With social distancing and other limits to what kids normally play, it is a great time to invent a new game that can be played and enjoyed with the limitations currently in place.
I had this photo in my file of posts to write, and I realized that the timing was perfect to work on this topic. Children are hearing lots of things on television about a meat shortage. This just adds to their concerns (and ours) about what is happening in our world. While my original topic was going to be to explore organic and free-range food sources, I think a better topic might be what our options are for food today.
My original prompts for authentic exploration were as follows: Many stores advertise that their meats are organic or free range. There are also many other claims markets make. What exactly does organic mean? Free range? Are there benefits to one over the other? Is there a better way to raise livestock? Are companies really honest about this? How is this enforced? This may lead to an authentic project on ranching, farming, or even the pros and cons of being a vegetarian (and how is that different from veganism).
So, take this topic and incorporate what is happening in our world today. What are our options for food today. The reason I am totally committed to authentic learning and projects is because it approaches education in a real and current way.
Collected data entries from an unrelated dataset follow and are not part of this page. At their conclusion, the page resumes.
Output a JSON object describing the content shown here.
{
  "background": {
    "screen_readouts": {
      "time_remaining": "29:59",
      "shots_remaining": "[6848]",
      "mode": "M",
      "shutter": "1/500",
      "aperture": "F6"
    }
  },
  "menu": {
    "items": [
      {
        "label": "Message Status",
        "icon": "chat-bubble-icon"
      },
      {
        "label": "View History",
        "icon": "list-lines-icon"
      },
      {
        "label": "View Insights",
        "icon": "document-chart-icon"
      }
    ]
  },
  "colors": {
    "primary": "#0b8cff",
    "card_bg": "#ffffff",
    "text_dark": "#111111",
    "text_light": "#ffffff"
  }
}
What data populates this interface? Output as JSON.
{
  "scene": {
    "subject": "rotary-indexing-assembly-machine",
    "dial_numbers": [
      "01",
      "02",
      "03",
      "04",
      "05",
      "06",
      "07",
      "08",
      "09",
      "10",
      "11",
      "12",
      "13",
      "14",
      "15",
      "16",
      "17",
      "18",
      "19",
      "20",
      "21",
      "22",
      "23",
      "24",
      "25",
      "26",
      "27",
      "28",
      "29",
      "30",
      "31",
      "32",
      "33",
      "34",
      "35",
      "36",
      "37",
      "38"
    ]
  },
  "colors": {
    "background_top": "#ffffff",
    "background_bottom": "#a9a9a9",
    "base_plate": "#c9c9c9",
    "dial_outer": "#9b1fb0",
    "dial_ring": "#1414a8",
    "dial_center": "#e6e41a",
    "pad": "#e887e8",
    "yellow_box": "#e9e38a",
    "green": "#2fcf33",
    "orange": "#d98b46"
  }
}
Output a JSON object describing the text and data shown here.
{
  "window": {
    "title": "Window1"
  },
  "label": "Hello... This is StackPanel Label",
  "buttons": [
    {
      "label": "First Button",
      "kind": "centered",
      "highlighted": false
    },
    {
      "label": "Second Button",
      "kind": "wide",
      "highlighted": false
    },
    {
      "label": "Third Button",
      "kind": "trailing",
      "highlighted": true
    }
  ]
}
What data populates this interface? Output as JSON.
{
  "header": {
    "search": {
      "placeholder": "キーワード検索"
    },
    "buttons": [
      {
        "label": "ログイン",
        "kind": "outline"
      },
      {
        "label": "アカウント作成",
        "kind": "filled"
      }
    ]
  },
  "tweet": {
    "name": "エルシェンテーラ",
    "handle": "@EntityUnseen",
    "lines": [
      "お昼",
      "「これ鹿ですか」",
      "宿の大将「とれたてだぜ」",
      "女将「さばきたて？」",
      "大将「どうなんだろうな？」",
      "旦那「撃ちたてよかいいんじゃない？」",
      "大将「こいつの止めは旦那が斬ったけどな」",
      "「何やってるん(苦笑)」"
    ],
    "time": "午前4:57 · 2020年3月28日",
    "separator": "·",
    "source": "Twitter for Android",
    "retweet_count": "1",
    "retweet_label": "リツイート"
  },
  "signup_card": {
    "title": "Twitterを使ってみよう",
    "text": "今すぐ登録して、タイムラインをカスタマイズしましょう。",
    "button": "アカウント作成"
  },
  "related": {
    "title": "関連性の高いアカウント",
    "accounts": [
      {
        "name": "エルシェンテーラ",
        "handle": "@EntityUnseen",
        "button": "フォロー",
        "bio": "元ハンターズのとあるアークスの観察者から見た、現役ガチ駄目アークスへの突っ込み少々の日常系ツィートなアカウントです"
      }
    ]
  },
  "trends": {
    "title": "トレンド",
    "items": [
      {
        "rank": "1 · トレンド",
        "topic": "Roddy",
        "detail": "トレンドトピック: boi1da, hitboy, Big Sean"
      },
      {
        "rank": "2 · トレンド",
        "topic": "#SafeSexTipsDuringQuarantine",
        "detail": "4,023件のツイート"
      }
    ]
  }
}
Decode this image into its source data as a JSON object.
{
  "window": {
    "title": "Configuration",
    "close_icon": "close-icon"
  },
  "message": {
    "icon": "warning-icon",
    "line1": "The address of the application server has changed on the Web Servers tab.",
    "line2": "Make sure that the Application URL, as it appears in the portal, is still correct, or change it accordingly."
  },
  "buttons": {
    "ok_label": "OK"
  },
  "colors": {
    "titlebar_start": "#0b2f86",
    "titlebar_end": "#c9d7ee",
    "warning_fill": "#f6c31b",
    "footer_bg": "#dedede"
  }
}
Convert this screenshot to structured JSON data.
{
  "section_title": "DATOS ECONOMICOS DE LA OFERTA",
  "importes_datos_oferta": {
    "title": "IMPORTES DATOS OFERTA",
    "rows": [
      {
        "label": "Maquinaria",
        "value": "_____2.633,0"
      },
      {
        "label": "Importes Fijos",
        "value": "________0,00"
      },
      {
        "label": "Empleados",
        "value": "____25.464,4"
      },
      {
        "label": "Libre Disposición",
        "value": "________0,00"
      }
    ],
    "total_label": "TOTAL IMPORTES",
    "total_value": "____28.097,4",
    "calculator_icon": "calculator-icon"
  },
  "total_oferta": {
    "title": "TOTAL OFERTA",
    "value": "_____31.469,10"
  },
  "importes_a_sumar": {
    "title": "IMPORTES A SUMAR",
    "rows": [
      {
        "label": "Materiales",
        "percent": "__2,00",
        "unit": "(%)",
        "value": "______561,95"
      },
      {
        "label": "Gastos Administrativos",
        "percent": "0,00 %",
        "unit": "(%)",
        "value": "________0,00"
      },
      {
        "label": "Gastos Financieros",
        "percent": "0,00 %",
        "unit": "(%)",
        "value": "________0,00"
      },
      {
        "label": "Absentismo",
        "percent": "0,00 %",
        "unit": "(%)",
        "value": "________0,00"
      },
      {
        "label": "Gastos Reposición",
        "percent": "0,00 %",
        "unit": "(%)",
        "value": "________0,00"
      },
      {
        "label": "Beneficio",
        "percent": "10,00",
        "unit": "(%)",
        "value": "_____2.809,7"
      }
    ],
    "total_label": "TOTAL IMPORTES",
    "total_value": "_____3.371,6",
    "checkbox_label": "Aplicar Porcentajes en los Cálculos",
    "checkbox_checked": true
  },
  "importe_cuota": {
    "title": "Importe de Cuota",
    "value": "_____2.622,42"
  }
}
Adjusting a lesson/project to address current events – well you can’t get much more authentic than that!
Stay Well, Stay Healthy
I was finished posting my weekly Saturday blog when I started to scroll down and look at all of the posts on my blog. I was thinking that perhaps I should refine my menu, and file the posts under whether they focused on reading, writing, math, science, social studies…
Then I realized that is exactly what you want to avoid in authentic teaching and learning. Projects start with a driving question or a prompt, and then they go from there. One of the most important parts of authentic teaching is to listen to your students, pay attention to what they are saying, and give some gentle guidance and suggestions as to what path they might follow to accomplish their goals. (And also accomplish your own goals as well.) A good project often includes all academic skills – certainly reading for research, writing notes and/or presentations, math calculations/graphs…
There was not one project that I worked on with students, that I wasn’t surprised at the end, at how many academic goals we were able to accomplish within the project. And I was also surprised, as I evaluated what we had accomplished, at how much coffee I had consumed to keep up with our students as they authentically explored and grew as learners. It was impressive!